I want to train Hugging Face's Donut (Document Understanding Transformer) but I need help in creating the training data.
Donut github: https://github.com/clovaai/donut
Donut official documentation: https://huggingface.co/docs/transformers/main/en/model_doc/donut
If anybody has already created and trained the model, kindly help.
Understanding how to label the training data was a bit confusing in the beginning but after reading this, it became clear.
Donut treats all tasks as JSON prediction problems.
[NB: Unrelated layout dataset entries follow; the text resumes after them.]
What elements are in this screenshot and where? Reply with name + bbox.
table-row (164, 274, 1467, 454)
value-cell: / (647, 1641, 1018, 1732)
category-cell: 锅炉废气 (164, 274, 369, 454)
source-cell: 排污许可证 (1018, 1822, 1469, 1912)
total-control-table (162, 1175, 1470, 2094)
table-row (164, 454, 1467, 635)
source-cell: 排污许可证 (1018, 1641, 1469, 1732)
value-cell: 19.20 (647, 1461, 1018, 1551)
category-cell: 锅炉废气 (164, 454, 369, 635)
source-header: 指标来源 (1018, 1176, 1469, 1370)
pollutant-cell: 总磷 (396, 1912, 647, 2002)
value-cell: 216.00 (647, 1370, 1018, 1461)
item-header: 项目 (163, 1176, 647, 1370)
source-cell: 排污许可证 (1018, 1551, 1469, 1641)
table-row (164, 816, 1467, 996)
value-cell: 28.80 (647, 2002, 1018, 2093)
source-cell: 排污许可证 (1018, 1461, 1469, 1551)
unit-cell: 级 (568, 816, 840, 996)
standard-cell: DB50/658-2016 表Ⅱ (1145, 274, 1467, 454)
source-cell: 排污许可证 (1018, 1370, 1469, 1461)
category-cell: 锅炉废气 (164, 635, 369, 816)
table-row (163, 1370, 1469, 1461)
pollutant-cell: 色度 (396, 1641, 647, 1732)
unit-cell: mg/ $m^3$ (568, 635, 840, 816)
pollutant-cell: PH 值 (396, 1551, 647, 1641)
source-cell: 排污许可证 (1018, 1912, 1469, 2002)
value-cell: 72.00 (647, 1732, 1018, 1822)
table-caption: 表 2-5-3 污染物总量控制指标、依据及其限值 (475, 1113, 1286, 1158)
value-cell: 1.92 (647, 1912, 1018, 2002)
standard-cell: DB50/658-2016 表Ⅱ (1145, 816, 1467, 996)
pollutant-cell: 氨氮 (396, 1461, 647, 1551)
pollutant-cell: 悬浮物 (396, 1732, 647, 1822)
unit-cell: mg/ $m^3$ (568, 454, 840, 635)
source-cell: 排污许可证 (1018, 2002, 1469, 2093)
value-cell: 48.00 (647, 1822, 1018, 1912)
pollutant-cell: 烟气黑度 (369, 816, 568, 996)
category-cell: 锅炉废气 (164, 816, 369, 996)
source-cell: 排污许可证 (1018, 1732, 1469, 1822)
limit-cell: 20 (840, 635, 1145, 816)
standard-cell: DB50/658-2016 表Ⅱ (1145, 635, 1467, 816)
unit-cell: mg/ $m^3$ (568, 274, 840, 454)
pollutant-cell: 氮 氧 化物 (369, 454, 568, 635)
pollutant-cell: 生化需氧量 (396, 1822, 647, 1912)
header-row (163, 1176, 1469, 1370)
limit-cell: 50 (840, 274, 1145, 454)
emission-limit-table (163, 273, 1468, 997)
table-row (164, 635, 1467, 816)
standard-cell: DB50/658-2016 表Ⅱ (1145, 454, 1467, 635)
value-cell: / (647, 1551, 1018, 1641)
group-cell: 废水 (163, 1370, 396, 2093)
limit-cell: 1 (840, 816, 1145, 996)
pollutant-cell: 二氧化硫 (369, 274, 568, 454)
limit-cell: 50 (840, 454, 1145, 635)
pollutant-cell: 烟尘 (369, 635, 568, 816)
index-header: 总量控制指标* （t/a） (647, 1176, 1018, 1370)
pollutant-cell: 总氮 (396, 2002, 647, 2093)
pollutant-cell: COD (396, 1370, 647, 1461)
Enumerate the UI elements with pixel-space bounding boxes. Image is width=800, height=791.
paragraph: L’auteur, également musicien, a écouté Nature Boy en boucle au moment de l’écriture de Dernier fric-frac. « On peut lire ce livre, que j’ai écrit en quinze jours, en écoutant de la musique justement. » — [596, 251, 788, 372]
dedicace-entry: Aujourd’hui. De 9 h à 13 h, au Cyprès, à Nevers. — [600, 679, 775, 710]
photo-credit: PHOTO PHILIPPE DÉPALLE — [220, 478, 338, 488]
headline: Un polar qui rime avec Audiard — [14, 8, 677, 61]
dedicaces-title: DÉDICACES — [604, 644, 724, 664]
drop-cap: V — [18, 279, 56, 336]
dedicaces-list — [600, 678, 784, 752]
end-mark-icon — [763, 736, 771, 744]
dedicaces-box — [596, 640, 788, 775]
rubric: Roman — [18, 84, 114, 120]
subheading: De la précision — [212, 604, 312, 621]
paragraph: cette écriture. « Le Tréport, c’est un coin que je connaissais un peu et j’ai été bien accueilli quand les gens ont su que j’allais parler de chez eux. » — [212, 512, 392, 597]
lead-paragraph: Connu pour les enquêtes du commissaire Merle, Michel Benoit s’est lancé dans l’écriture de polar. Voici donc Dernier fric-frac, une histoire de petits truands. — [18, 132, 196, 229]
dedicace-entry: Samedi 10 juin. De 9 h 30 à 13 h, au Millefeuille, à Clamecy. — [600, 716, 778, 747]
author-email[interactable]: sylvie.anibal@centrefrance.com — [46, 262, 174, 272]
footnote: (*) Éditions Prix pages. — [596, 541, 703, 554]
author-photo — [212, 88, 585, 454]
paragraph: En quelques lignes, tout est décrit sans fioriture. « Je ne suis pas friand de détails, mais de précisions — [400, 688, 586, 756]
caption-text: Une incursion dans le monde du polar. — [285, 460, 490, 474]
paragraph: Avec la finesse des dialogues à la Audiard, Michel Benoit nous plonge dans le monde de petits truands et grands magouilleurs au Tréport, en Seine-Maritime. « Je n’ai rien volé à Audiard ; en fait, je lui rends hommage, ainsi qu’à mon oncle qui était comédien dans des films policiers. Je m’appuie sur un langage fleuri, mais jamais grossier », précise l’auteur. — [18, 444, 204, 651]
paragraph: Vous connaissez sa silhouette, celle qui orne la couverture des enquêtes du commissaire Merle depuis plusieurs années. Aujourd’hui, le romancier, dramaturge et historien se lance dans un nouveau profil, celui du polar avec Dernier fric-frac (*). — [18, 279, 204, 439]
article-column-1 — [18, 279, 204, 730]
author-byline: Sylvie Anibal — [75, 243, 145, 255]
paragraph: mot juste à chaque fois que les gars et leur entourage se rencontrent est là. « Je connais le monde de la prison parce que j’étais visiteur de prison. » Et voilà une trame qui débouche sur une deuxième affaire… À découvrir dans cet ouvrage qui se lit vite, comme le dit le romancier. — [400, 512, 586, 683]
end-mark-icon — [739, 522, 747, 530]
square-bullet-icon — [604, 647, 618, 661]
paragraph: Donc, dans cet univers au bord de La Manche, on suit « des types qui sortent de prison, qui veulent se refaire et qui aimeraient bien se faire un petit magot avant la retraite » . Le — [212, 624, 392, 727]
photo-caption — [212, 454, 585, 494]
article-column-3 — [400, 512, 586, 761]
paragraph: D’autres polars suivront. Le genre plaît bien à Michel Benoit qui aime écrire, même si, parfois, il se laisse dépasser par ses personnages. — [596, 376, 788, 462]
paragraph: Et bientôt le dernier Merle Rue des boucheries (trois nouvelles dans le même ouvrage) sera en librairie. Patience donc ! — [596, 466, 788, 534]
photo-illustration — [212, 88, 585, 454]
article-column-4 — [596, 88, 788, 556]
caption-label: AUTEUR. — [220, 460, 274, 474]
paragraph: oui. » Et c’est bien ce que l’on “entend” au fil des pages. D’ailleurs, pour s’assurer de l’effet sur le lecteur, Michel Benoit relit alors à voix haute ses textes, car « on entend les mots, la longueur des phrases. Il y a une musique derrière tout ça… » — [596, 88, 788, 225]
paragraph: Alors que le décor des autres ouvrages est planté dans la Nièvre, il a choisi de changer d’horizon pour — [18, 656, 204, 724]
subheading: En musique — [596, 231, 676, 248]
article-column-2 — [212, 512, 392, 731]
Ensure that your dataset follow this structure:
dataset_name
├── test
│ ├── metadata.jsonl
│ ├── {image_path0}
│ ├── {image_path1}
│ .
│ .
├── train
│ ├── metadata.jsonl
│ ├── {image_path0}
│ ├── {image_path1}
│ .
│ .
└── validation
├── metadata.jsonl
├── {image_path0}
├── {image_path1}
.
.
For Document Information Extraction, each line in metadata.jsonl should look like this:
{"file_name": {image_path0}, "ground_truth": "{\"gt_parse\": {ground_truth_parse}, ... {other_metadata_not_used} ... }"}
{"file_name": {image_path1}, "ground_truth": "{\"gt_parse\": {ground_truth_parse}, ... {other_metadata_not_used} ... }"}
The model ignores other metadata and focuses on the gt_parse or gt_parses field to predict the JSON task.
For other tasks like Document Visual Question Answering, refer to the GitHub link.